Through a clearer understanding of the components of lithium ion, various mathematical and computational models are used to better explain thermal safety. These include models that determine the individual reactions that occur inside the battery before and after exhaust and TR, such as computational fluid dynamics (CFD) simulations of battery design and packaging structure in multi-battery solutions, flammability limits, and high-throughput screening studies , To link the actual signal of the material with the system response. Similarly, in the system, use sensor fault detection feedback to circuit model parameters, data-driven methods to quantify failure probability, risk assessment through failure modes or similar methods, cloud-based fault diagnosis tools, and across different battery formats and chemistry Material trends.

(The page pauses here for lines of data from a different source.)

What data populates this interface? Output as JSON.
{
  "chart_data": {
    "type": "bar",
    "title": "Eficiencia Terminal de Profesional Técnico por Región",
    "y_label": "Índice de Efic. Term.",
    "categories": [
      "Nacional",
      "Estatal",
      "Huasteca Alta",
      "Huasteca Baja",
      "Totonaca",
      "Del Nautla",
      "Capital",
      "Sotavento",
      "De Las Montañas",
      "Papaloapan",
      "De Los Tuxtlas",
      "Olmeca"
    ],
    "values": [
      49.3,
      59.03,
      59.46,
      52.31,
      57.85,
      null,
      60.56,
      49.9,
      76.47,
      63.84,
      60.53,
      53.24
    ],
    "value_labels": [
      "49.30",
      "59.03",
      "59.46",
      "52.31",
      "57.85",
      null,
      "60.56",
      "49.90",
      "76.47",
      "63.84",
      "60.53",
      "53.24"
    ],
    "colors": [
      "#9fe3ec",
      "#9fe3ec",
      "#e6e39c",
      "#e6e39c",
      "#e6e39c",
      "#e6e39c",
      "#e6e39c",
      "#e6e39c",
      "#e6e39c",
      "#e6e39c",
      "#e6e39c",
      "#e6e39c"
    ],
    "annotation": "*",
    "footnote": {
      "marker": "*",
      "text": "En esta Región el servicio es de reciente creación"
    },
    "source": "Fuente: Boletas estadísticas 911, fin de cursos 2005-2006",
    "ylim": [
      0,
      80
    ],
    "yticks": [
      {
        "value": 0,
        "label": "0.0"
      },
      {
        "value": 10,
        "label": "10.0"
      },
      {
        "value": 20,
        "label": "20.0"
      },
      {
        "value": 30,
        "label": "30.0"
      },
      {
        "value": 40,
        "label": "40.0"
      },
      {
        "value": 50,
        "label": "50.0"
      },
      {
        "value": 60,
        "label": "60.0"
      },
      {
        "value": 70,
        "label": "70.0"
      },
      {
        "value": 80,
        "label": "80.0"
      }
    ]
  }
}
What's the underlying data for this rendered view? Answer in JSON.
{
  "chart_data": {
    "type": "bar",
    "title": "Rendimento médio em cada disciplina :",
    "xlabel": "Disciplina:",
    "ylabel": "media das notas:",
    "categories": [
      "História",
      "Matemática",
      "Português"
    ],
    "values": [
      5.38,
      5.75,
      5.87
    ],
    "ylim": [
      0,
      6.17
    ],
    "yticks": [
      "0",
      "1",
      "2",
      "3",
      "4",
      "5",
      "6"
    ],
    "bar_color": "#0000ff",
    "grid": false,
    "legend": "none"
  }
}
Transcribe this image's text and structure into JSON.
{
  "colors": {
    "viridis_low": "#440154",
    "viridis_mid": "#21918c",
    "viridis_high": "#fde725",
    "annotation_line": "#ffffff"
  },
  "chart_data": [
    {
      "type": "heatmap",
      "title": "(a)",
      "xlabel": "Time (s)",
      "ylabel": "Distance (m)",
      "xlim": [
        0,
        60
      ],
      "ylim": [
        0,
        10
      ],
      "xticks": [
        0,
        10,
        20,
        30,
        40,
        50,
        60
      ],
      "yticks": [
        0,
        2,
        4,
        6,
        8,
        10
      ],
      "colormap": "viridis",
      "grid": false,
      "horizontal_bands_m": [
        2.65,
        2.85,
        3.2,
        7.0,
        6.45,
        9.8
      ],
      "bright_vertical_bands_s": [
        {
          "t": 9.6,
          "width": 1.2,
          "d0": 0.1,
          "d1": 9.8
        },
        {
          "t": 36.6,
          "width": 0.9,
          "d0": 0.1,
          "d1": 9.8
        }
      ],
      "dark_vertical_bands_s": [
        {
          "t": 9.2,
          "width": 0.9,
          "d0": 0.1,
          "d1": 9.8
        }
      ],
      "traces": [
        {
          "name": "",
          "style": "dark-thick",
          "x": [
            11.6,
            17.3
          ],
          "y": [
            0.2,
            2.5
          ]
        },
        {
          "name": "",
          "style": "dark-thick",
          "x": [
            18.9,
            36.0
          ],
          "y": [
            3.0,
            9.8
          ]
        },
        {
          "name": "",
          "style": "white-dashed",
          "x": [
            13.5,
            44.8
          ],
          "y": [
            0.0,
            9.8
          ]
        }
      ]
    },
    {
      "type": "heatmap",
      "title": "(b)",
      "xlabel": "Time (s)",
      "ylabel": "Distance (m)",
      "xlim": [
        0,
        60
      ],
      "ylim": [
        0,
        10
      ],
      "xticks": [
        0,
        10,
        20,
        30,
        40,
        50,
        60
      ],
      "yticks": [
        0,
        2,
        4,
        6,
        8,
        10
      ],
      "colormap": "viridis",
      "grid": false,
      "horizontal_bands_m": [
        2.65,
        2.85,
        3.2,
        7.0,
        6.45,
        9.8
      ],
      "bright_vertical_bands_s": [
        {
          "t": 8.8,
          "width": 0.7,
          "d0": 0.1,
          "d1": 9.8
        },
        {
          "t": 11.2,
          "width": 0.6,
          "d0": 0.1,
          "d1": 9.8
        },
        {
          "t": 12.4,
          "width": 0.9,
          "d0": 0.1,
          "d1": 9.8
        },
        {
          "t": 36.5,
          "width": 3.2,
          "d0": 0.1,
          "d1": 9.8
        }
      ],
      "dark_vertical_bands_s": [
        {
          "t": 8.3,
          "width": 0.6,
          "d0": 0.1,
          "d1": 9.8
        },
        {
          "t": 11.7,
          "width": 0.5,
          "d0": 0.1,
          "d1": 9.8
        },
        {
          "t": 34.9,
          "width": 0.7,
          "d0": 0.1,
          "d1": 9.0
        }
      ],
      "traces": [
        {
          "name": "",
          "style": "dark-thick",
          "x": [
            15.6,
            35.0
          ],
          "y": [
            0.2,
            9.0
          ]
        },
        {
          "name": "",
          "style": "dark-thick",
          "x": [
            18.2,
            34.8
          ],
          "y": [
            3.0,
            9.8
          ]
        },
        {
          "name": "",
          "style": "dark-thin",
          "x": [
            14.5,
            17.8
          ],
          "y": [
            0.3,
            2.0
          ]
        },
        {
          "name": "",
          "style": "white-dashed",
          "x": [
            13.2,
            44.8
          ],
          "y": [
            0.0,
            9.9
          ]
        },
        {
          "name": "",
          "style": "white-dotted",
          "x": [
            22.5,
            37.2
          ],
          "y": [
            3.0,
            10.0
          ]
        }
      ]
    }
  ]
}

However, there are some key problems in predicting TR, including its extremely low frequency of occurrence and lack of consistent meaning for thermal runaway, resulting in a mismatch between laboratory-scale test results and the actual situation, and as the size and complexity of battery test items increase , The budget for testing has been significantly increased. Therefore, pattern recognition methods such as machine learning or big data analysis can obtain a limited training data set, which results in sufficiently reliable results. On the other hand, even after careful control of the test setup and operator variability, the results of mechanical abuse test results are not always certain. In this case, it is very useful to analyze the sensitivity of system-level test results to specific design parameters. The interval of the parameters obtained from these tests is used as the input of the mathematical model and can be used to build a safety diagram showing the mutual use of the failure probability derived from each parameter
The conceptual diagram of BMS-iPROUD is shown in Figure 3. The purpose of iPROUD is not only to receive information from the BMS, but also to receive information from the load and the grid through a two-way communication channel. The goal of iPROUD equipment is to regulate the rate at which the battery receives and stores energy from the grid and the rate at which the battery supports the load. BMS has sensors for the internal state of each battery (such as voltage, temperature, impedance, etc.), monitors and manages each battery in the battery, and inputs these data into iPROUD. It uses these data to link the internal state of each battery to the functional performance of the battery, and combines the data with the information received from the load to determine the level of power support the battery can supply. It makes similar decisions about the mutual use of power grids and batteries. If the BMS detects that the internal state of any battery in the battery is abnormal, iPROUD will not allow the abnormal battery module to be charged until the battery state returns to normal.
The internal temperature of the battery is used to determine the charging process. Fast battery charging is not only convenient for electric vehicles, but also essential in grid applications. It is also an operating parameter that can increase the internal temperature of the battery, potentially accelerating the aging of the battery, pushing it into the TR and exhaust. Attempting to use surface temperature as a parameter to protect the battery from venting may be misleading and therefore harmful. The data in Figure 4 is that one battery cell (5.3Ah) in the battery starts to charge at a rate close to 2C. The battery in this example is usually charged at a rate of 0.7C, and it takes about 120 minutes to be fully charged after being fully discharged. When the temperature rises above 35°C, iPROUD converts the current to zero to cool the battery internally, and limits the charging rate to 0.7C and 0.5C at other times. The total time for the battery to be fully charged is 95min. On the contrary, if the battery surface temperature is selected as a parameter and its limit is set to 35°C to cut off the current, the temperature will increase to a higher value, which will accelerate the battery aging and cause the battery to run out of thermal control. iPROUD takes temperature and battery voltage as control parameters, and improves battery management through the battery's electrolyte and charge transfer resistance and coulomb capacity, so as to obtain higher safety, long life, and energy storage and power transmission efficiency.